The minister’s speech came late. This was despite promises by Treasury officials that the budget speech would be delivered to journalists and economists in the media ‘lock-up’ well before Finance Minister Tito Mboweni began delivering it at 13:00 on Wednesday.
They said it was still being written and would be sent as soon as it was completed. It eventually arrived an hour before Mboweni delivered it.
Looking at the budget documents provided to journalists ahead of the lock-up, it’s not surprising that Mboweni was working until the last minute to finalise it. In these documents, he is proposing a R160.2 billion reduction to the wage bill of national and provincial departments, and national public entities over the next three years, to offset the fiscal cliff.
The public wage bill has ballooned over the past ten years. In the 2019/2020 financial year it accounted for about 47% of total revenue. Mboweni wants to bring this down to just over 42% for this year. This will, however, depend on whether he can get the trade unions to agree to the R37.8 billion cut for this year.
This looks like a difficult sell. The unions have already said they will not entertain thoughts of a wage freeze.
Looking at the steepness of the cuts, Mboweni has more than a freeze in mind.
“The employer has tabled an agenda item on the management of the public service wage bill at the Public Service Coordinating Bargaining Council. The focus is to discuss containment of costs in the final phase of implementation of the current wage agreement.”

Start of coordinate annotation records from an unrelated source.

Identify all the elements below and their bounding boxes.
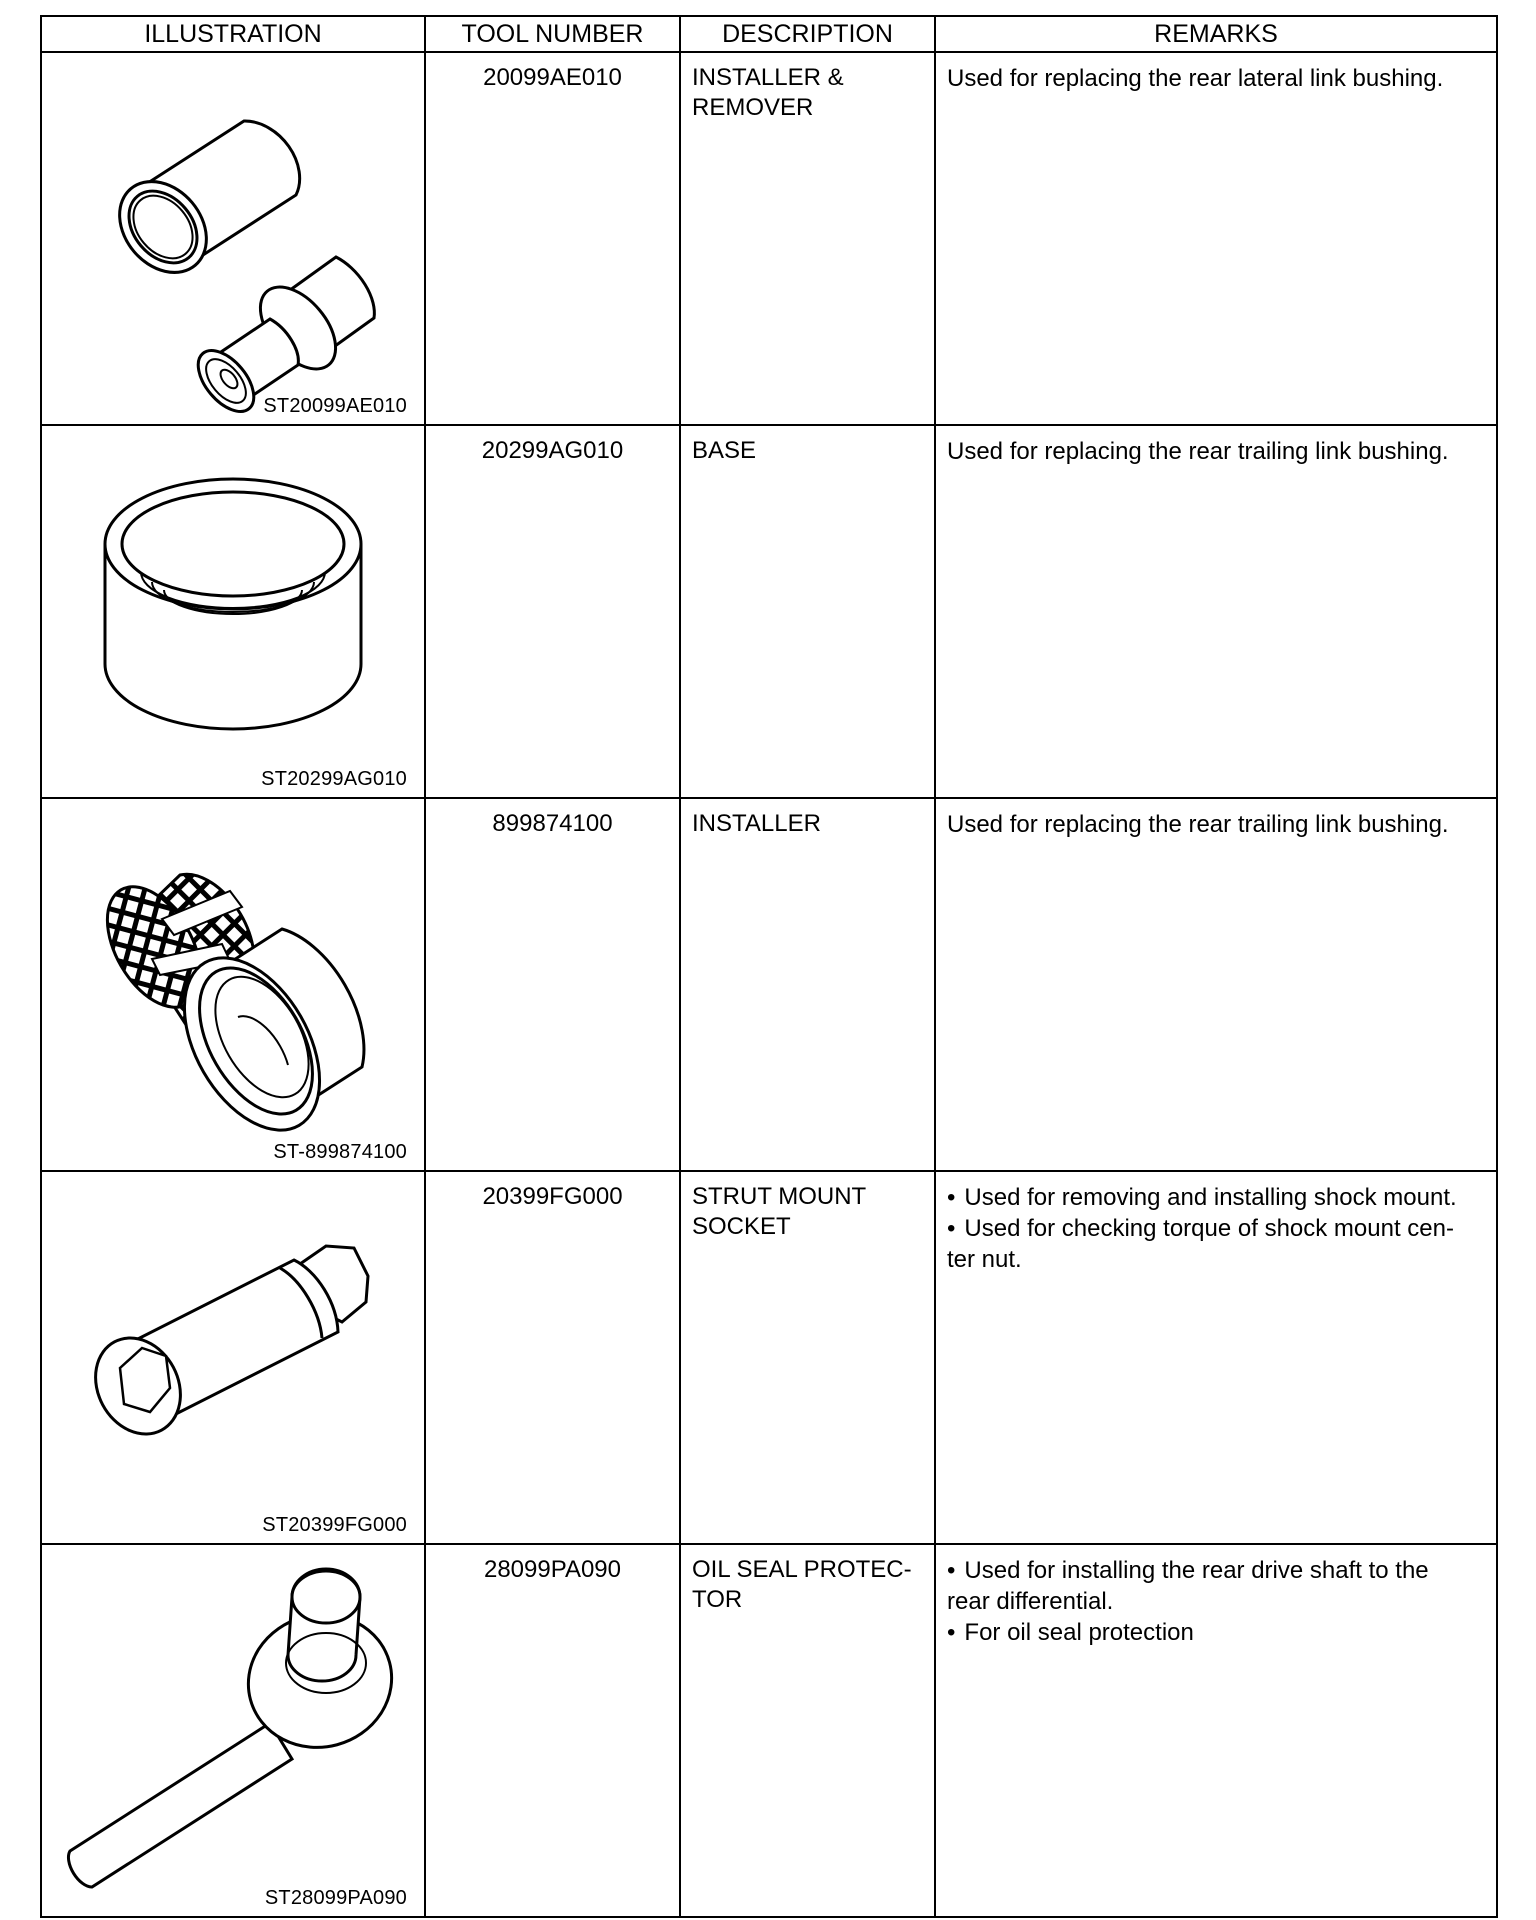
illustration-cell: [41, 798, 425, 1171]
remarks-text: Used for installing the rear drive shaft to the: [964, 1557, 1429, 1584]
tool-number-cell: 20099AE010: [425, 52, 680, 425]
description-line: INSTALLER: [692, 810, 821, 837]
illustration-cell: [41, 52, 425, 425]
bullet-dot: •: [947, 1557, 956, 1584]
table-row: [41, 425, 1497, 798]
table-row: [41, 1544, 1497, 1917]
illustration-cell: [41, 425, 425, 798]
remarks-cell: [935, 1544, 1497, 1917]
tool-number-cell: 899874100: [425, 798, 680, 1171]
remarks-text: Used for checking torque of shock mount cen-: [964, 1215, 1454, 1242]
remarks-text: Used for replacing the rear trailing link bushing.: [947, 438, 1449, 465]
installer-remover-illustration: [42, 53, 426, 424]
remarks-text: Used for replacing the rear lateral link bushing.: [947, 65, 1444, 92]
remarks-bullet-item: [947, 1182, 1488, 1213]
tool-number-cell: 20399FG000: [425, 1171, 680, 1544]
description-cell: [680, 1544, 935, 1917]
table-row: [41, 1171, 1497, 1544]
oil-seal-protector-illustration: [42, 1545, 426, 1916]
description-cell: [680, 1171, 935, 1544]
remarks-bullet-list: [947, 1555, 1488, 1648]
description-cell: [680, 798, 935, 1171]
table-row: [41, 52, 1497, 425]
remarks-bullet-item: [947, 1213, 1488, 1275]
header-tool-number: TOOL NUMBER: [425, 16, 680, 52]
description-line: INSTALLER &: [692, 64, 844, 91]
header-illustration: ILLUSTRATION: [41, 16, 425, 52]
bullet-dot: •: [947, 1184, 956, 1211]
special-tools-table: [40, 15, 1498, 1918]
remarks-bullet-list: [947, 1182, 1488, 1275]
description-cell: [680, 52, 935, 425]
illustration-cell: [41, 1544, 425, 1917]
remarks-cell: [935, 798, 1497, 1171]
description-line: SOCKET: [692, 1213, 791, 1240]
header-remarks: REMARKS: [935, 16, 1497, 52]
illustration-cell: [41, 1171, 425, 1544]
illustration-caption: ST20099AE010: [263, 395, 407, 417]
remarks-text: For oil seal protection: [964, 1619, 1194, 1646]
remarks-text: rear differential.: [947, 1588, 1114, 1615]
remarks-cell: [935, 425, 1497, 798]
remarks-bullet-item: [947, 1617, 1488, 1648]
illustration-caption: ST20299AG010: [261, 768, 407, 790]
description-line: OIL SEAL PROTEC-: [692, 1556, 912, 1583]
tool-number-cell: 20299AG010: [425, 425, 680, 798]
installer-knurled-illustration: [42, 799, 426, 1170]
description-line: TOR: [692, 1586, 743, 1613]
base-illustration: [42, 426, 426, 797]
strut-mount-socket-illustration: [42, 1172, 426, 1543]
remarks-text: ter nut.: [947, 1246, 1022, 1273]
description-cell: [680, 425, 935, 798]
remarks-cell: [935, 1171, 1497, 1544]
description-line: REMOVER: [692, 94, 814, 121]
table-row: [41, 798, 1497, 1171]
bullet-dot: •: [947, 1619, 956, 1646]
bullet-dot: •: [947, 1215, 956, 1242]
remarks-bullet-item: [947, 1555, 1488, 1617]
remarks-cell: [935, 52, 1497, 425]
table-header-row: [41, 16, 1497, 52]
remarks-text: Used for removing and installing shock mount.: [964, 1184, 1457, 1211]
illustration-caption: ST-899874100: [273, 1141, 407, 1163]
description-line: STRUT MOUNT: [692, 1183, 867, 1210]
illustration-caption: ST20399FG000: [262, 1514, 407, 1536]
tool-number-cell: 28099PA090: [425, 1544, 680, 1917]
description-line: BASE: [692, 437, 757, 464]
header-description: DESCRIPTION: [680, 16, 935, 52]
remarks-text: Used for replacing the rear trailing link bushing.: [947, 811, 1449, 838]
illustration-caption: ST28099PA090: [264, 1887, 407, 1909]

He was cryptic, however, on how this would be done: “There is more than one way in which this goal can be achieved. Organised labour understands where we are. They have made constructive proposals on a range of issues.”
The tax revenue figures show he has little option.
Corporate income tax is projected to drop from R230.2 billion to R216.7 billion, while personal income tax is only anticipated to rise R19 billion to R546.7 billion for the 2020/2021 financial year.
This has seen the deficit rocket to R370 billion – making up 6.8% of GDP. This is a deterioration of the past year’s deficit of R242 billion, which made up 4.7% of GDP.
The fall in personal and corporate taxes is indicative of the weakness of the economy, which is only expected to grow 0.9% this year.
The difficulties facing South Africa are not lost on the minister, who has had a hard time getting senior figures within the ANC to accept the harsh medicine required to fix the country.
He reminded all that if the difficulties are not tackled, solutions like those pushed on South African Airlines (SAA) by its business rescue practitioners will need to be faced.
“The SAA Sword of Damocles has now fallen on us,” he notes.
Mboweni is, however, hopeful. He noted that the Springboks lost 57-nil to the All Blacks two years before going on to win the rugby world cup last year.
Hopefully, he will turn out to be as good a finance minister as Rassie Erasmus is a rugby coach.